8月19日その⑨
そのまま俺は、時間が来るまでピアノを弾き続けた。カフェを出る頃には、もうバイトの時間が迫りつつあった。まだまだ弾き足りないくらいだったが、生きるためには仕方ない。
「また弾きにきてよ」
そう一言残した店長に、にっこり笑って答えた。
「ごめんね、思ったより時間かかっちゃって」
俺はそう言って近藤に頭を下げた。
「いや全然!!!すっごい楽しかった!!!それに、私から言い始めたことだし」
近藤がそう言ってくれたから、俺はとても安堵した。もしかしたら邪険に思われたのではないか。暇していたのではないか。そんな不安があったのだが、彼女はそんな顔一つ見せずに笑っていた。
「にしても、別人みたいだった。昔からピアノ弾いてるんだよね?」
昔からだな。確かにそうだ。
「そうだね」
「また聞きたいなあって、そう思った。あの場に集まったみんなが、そう思っていたのかな?」
そうだと良いが、そうなのだろうか。わからない。わからないし求めてもいない。
「そう、かな?」
「そう、だよ!」
そう言って朗らかな顔をする近藤は、その赤色の髪も相まってとても輝いて見えた。多分彼女は、こうやって誰かをほっこりした気分にさせるのがうまいのだろう。現に自分は、とても明瞭な心持ちになっていた。

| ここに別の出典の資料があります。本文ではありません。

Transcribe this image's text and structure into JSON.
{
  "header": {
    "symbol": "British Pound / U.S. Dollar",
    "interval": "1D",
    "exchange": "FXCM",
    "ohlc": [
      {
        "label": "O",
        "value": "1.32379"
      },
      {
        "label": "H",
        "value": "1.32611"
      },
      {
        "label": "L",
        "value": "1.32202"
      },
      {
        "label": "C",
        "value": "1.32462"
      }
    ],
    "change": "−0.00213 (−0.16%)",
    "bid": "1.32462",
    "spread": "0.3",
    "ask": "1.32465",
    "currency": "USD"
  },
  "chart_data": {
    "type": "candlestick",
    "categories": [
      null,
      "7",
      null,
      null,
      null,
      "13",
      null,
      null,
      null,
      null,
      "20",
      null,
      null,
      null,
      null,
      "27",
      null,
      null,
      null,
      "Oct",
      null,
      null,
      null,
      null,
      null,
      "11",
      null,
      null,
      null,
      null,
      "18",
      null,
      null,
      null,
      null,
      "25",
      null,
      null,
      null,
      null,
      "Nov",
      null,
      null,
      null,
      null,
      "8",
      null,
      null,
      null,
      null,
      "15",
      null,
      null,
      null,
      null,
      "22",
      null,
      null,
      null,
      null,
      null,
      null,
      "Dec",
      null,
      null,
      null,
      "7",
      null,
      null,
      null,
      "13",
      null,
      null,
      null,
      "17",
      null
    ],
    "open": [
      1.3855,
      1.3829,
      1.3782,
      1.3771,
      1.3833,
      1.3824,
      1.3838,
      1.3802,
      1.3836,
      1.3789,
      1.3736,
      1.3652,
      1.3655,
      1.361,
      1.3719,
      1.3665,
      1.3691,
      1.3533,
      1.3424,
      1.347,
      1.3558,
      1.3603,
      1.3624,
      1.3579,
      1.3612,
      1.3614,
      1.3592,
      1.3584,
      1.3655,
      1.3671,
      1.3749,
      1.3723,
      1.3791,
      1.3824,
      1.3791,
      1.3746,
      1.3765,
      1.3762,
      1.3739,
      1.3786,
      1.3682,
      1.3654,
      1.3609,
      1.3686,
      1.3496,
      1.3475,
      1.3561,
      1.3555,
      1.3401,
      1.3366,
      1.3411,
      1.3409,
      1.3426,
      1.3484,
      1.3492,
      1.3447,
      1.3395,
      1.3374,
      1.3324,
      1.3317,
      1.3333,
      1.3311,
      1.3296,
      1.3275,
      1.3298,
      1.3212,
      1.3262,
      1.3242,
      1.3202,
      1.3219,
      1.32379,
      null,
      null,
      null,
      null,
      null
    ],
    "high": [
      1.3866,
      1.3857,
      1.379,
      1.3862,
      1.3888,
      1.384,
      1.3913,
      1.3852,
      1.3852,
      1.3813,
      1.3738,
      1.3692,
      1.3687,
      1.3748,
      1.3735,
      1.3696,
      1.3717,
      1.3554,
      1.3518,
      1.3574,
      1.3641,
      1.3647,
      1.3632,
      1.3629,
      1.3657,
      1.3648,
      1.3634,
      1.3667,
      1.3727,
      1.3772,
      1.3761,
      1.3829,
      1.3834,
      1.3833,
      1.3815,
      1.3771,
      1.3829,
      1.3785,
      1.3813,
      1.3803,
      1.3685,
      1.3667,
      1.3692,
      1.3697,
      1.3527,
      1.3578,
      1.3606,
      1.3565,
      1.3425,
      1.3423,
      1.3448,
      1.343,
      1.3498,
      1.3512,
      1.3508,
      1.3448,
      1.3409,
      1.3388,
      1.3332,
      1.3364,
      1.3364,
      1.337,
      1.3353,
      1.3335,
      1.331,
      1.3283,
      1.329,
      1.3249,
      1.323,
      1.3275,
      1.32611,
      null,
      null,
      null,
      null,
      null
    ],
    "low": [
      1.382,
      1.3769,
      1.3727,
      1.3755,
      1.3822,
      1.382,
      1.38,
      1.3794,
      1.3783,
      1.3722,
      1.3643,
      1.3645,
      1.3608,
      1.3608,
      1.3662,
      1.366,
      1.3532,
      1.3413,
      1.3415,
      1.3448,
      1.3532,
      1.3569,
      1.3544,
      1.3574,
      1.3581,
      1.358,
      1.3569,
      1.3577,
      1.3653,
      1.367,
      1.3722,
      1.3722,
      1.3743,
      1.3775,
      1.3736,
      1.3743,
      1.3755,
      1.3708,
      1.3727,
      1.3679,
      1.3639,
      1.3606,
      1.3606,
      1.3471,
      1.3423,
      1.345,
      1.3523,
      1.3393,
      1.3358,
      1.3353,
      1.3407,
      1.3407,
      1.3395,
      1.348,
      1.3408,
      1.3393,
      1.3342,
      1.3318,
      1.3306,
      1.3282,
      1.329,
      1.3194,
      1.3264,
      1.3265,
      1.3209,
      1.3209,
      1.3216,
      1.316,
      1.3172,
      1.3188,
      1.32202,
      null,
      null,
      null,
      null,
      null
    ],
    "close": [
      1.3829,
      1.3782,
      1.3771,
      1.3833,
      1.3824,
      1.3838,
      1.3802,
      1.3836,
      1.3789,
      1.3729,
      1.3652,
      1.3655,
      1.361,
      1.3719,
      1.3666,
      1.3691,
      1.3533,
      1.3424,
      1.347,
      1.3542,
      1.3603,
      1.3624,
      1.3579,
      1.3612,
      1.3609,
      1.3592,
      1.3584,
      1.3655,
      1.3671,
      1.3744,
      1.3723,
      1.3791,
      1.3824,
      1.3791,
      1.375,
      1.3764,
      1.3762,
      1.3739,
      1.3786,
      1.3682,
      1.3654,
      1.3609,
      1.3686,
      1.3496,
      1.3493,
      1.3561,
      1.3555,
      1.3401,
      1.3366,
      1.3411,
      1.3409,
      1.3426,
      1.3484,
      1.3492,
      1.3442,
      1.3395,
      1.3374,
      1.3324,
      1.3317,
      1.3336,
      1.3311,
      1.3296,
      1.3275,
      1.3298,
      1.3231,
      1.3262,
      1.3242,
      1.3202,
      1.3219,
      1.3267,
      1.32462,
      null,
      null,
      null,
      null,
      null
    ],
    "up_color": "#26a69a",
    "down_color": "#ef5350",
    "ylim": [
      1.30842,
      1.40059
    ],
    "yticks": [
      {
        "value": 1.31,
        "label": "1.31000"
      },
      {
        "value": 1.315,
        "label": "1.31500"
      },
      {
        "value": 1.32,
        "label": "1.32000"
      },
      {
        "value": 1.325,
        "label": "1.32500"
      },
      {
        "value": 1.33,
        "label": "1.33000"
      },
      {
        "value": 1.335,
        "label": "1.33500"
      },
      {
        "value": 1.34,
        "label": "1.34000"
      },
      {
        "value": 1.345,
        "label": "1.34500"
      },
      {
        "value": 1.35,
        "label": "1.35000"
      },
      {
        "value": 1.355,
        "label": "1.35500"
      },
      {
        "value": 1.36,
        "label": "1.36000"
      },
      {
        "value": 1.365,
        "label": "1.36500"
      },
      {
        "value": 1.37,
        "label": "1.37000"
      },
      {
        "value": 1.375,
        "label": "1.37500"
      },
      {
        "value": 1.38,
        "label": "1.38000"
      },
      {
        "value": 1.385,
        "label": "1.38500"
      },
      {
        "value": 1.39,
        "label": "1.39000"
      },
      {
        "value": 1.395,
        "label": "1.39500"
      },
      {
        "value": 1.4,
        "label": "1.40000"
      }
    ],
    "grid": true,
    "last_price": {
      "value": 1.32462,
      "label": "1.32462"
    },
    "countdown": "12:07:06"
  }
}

「多分だけど、魅音ちゃんも采花ちゃんも同じこと思ってるんじゃないかな?そりゃ聞きたいもん。誰だって聞きたいもん」
「そういうもんかな?面白がってるだけじゃないか?」
「そんなことないもん!!だって君の……」
少し言葉に詰まった近藤を、俺はあまり視界に入れず待っていた。
「……クラスメイトの意外な一面なんて、そりゃ誰だってみたいって思うし、それに演奏だって、すごい良かったし!」
「ありがとう」
「本当はさ、みんなの前で、ピアノ弾きたいって……思ってない?」
そうなのかな?どうなのかな?思考する前に、近藤が口を開いてしまった。
「いやいやごめんごめん差し出がましいね!!そんな人を看破する感じなんて良くないね!!ごめんごめん」
と凄い勢いで訂正を入れられてしまった。そんなこと、思っていなかったというのに。
「近藤さん」
俺は改めて宣言することにした。
「気が向いたら弾くから、気が向いたら言うね」
ここで頑なに否定しないところは、少しずつ呪縛が解けているのだろう。そもそも、家にあいつが上がり込んだ時点で、その効力は落ちているのだから。
「……うん!」
近藤は、心底嬉しそうな顔をしていた。嬉しい顔を、直視できるようになった。そのまま2人別れた後も、その顔を思い出しては少し心が弾んだのだった。